What you describing is a bit like dropping a magnet inside a copper tube. The magnet does not levitate it is mearly slowed in its decent. Although by use a Fe-Nb-B magent it does take a long time in a 1m tube. I don't think the coil would levitate but maybe it would not fall quickly if correctly set up.

13. Aug 26, 2009

### Andru10

The difference is that the magnet has a fixed magnetic field not strong enough so that the electromagnetic force can overcome gravity. In case of the coil however the magnetic field is proportional to the intensity of the curent.
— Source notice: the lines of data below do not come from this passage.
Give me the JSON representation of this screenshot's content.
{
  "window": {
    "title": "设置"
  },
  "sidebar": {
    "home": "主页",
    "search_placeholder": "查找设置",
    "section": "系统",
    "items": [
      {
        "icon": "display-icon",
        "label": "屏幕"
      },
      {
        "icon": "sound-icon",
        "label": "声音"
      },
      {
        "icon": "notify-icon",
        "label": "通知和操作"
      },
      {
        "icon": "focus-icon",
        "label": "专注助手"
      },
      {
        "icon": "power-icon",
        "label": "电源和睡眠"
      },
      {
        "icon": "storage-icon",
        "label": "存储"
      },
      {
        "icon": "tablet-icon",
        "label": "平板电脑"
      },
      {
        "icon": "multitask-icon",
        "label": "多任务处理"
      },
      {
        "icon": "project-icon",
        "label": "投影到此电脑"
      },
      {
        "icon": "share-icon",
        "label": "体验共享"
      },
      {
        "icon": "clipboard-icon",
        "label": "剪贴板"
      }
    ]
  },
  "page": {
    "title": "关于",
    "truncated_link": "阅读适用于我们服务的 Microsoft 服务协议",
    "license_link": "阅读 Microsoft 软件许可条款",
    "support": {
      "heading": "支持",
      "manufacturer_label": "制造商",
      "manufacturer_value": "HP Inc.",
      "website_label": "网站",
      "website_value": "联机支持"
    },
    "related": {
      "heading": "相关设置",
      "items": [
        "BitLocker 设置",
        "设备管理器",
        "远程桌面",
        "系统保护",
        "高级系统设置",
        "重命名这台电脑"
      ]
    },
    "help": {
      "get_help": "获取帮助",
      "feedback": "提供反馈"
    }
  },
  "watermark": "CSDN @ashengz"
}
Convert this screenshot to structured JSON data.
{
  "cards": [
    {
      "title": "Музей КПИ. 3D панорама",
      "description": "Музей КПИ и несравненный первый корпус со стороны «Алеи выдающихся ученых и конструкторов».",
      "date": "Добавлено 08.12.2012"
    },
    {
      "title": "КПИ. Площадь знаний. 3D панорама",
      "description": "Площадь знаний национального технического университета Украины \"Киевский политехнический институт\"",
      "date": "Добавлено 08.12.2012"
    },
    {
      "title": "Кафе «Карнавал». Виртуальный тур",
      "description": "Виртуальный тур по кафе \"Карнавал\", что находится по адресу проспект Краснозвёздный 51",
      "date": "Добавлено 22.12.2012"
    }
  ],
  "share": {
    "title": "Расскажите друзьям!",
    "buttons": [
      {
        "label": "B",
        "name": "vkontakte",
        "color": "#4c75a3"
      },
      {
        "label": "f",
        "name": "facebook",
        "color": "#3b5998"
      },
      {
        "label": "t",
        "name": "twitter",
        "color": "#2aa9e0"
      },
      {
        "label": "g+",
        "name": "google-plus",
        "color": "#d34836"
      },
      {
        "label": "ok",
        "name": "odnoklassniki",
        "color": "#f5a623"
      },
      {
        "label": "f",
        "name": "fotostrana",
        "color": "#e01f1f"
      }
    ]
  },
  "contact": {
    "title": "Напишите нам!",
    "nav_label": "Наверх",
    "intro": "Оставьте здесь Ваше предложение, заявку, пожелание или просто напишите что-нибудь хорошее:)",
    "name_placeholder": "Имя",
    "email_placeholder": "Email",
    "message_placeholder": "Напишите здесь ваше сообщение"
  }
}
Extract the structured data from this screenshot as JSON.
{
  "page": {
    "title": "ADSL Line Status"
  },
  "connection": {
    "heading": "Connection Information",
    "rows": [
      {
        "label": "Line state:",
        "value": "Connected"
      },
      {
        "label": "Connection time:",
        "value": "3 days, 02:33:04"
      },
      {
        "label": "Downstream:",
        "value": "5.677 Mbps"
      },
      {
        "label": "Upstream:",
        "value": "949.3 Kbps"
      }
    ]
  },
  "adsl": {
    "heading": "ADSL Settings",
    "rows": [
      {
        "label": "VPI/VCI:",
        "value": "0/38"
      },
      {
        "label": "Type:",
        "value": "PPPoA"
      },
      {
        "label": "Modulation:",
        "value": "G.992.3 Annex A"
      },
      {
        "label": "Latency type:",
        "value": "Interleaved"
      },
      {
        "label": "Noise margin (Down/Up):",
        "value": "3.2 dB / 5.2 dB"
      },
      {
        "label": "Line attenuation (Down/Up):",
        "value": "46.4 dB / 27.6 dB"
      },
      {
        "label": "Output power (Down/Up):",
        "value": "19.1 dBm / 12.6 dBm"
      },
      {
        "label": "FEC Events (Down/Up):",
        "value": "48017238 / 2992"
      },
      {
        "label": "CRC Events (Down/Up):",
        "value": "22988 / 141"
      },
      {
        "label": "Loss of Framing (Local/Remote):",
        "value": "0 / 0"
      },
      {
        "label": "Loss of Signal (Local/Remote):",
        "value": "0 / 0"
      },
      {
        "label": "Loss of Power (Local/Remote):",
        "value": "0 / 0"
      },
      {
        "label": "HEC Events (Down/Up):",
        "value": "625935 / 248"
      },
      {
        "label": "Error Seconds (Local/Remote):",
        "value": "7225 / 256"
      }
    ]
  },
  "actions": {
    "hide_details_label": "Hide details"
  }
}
So if we create a high enough current it's possible that the magnetic repulsion will overcome gravity and the coil will levitate.

14. Aug 26, 2009

### negitron

Perhaps, but we're talking about impractically high current levels, particularly for something meant to be portable.

15. Aug 26, 2009

### Andru10

I have calculated that 100 paralel wires, each with a current I passing through them, with length 1m, will generate a magnetic field strong enough to lift 1 kg up to 0.5 m ... if I is 700A, which is indeed absurdly high.
I deduced this from the fact that mirror charges will appear when current is passing through the wires thus creating a simmetric system, only with the current travelling in the opossite direction. Then I used the expression for the electromagnetic force:

$$F=\frac{\mu I^{2} l}{4 \pi h}$$

Where h is the height, l is the length of the individual wires, I is the current.
Since we have 100 wires we get that

$$100F = mg$$

Replacing F in this equation we find I = 700 A.

16. Aug 26, 2009

### Danger

Which you ain't gonna get from the 9V battery shown in the video...

17. Aug 26, 2009

### Andru10

I never said the video was real, I also believe it to be fake. I'm just saying that it's possible ... barely. You'd need a really big transformer to get 700 A. The normal ones (for charging batteries) get saturated when a very high voltage or current is applied... and even those transformers are heavier than 1 kg (I'm reffering to the bigger, heavier ones), so levitating like this seems very very difficult and unlikely.